Tayyib Zühdü Efendi‘nin babası Hacı Osman Hilmi Efendi, muttaki, tasavvufi halvete de girmiş, fakat bu yönünü kimseye açıklamamıştır. İlim sahibi, mert ve cesur bir kişi idi. Torunlarının anlattığına göre, oğlu Tayyib Zühdü Efendi’yi Koçiyos Mahallesi sakinlerinden Müftüzadelerin kızı Amine Hanım’la nişanlamıştı. Müftüzadelerin Kondu köyünden Cansızoğlulları ile hısımlıkları varmış. O yıllarda eşkiyalık yaygın olarak da kol geziyordu. Hacı Osman Efendi bir gün Of’tan yaya olarak Çaykara’ya giderken, Kondu nahiyesinde yola yakın olan Cansızoğulları konağına yaklaşınca, konağa mensup birkaç eşkiya, Hacı Osman Efendi’nin yolunu kesmiş ve kendisinden, oğlu Tayyib’in, nişanlısı Amine Hanım’ın nişanını bozmasını, onu kendilerinin gelin yapmak istediklerini ifade etmiş ve bunu yapmadığı takdirde kendisini öldürecekleri tehdidinde bulunmuşlardı. Soğukkanlılıkla onları dinleyen Hacı Osman Efendi, onlara demiş ki:”Bana biraz izin verin, şöyle bir kenara çekileyim, sonra size cevap vereceğim:’ Onlar da “pekiyi olur” demişler ve izin vermişler.

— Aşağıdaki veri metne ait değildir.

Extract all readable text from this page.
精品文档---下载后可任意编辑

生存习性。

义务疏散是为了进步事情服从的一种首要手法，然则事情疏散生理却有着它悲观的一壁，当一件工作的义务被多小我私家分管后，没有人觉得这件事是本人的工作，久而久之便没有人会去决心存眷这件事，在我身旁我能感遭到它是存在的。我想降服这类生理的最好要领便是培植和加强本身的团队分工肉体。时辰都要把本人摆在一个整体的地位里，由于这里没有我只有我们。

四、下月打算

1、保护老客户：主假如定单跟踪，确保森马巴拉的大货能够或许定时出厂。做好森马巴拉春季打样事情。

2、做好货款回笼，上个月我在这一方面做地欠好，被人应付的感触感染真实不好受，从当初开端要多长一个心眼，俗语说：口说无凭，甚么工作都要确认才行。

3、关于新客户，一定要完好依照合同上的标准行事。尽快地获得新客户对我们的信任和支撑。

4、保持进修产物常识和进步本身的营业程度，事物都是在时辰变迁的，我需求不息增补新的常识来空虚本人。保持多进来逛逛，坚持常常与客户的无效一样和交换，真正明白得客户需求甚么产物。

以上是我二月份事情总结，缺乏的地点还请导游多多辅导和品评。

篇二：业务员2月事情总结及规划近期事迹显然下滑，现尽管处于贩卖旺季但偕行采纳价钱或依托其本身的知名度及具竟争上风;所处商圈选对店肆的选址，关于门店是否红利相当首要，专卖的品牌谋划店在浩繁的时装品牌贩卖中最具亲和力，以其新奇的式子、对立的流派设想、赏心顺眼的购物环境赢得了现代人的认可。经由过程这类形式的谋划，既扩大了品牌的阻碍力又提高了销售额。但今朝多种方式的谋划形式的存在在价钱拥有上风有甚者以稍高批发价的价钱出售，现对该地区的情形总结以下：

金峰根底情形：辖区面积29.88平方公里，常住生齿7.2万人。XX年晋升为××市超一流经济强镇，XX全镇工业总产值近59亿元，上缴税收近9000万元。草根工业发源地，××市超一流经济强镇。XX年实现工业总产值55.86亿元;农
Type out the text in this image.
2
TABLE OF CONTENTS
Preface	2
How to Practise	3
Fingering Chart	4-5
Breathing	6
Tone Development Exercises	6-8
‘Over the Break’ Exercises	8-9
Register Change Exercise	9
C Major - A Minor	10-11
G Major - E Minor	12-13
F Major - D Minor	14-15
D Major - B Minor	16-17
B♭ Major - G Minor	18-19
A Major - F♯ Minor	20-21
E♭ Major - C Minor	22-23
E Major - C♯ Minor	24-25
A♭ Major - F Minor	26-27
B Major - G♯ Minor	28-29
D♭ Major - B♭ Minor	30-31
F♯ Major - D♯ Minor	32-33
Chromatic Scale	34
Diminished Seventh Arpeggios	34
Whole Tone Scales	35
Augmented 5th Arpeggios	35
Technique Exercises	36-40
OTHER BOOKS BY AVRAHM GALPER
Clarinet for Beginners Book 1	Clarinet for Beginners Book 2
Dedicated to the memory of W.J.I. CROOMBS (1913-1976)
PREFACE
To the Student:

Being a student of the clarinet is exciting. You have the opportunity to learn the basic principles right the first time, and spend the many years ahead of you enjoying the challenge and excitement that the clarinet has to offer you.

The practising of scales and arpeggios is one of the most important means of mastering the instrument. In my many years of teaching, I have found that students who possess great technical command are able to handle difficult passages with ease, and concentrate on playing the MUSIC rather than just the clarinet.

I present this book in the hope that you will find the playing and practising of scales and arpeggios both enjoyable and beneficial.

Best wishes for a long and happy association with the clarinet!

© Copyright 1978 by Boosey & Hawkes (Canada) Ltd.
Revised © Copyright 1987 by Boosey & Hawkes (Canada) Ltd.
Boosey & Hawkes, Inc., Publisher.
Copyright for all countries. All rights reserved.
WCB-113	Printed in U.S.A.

Hacı Osman Efendi kenarda müsait bir yerde iki rekat namaz kıldıktan sonra, eşkiyanın yanına dönerek şöyle demiş. “Hayatta üç şeyde hevesim vardı; Biri alim olmak, diğeri hacı olmak. Üçüncüsü şehid olmak. ilim sahibi olmayı Allah Teala bana nasip etti. Hacı da oldum. Üçüncü isteğimin gerçekleşmesi için buyurun” dedikten sonra kollarını iki yana doğru açarak onlara meydan okumuştu. Fakat onun bu cesareti karşısında büyülenen eşkiya kendisine dokunmayıp serbest bırakmışlar. Ancak, ne gariptir ki, bir zaman sonra devlet hakimiyeti yeniden kurulunca, eşkiyanın temizlenmesi emri çıkmış ve jandarmalar anılan kişilerin evi önünde pusu kurarak, kurnazlıkla o evden beş eşkiyayı tek tek kapıya çıkarmayı başararak hepsini aynı yerde öldürmüşlerdi. Bu olay, bir ilim adamına yapılan zulmün akıbetini göstermesi bakımından son derece enteresandır. Düşündürücü ve ibret vericidir.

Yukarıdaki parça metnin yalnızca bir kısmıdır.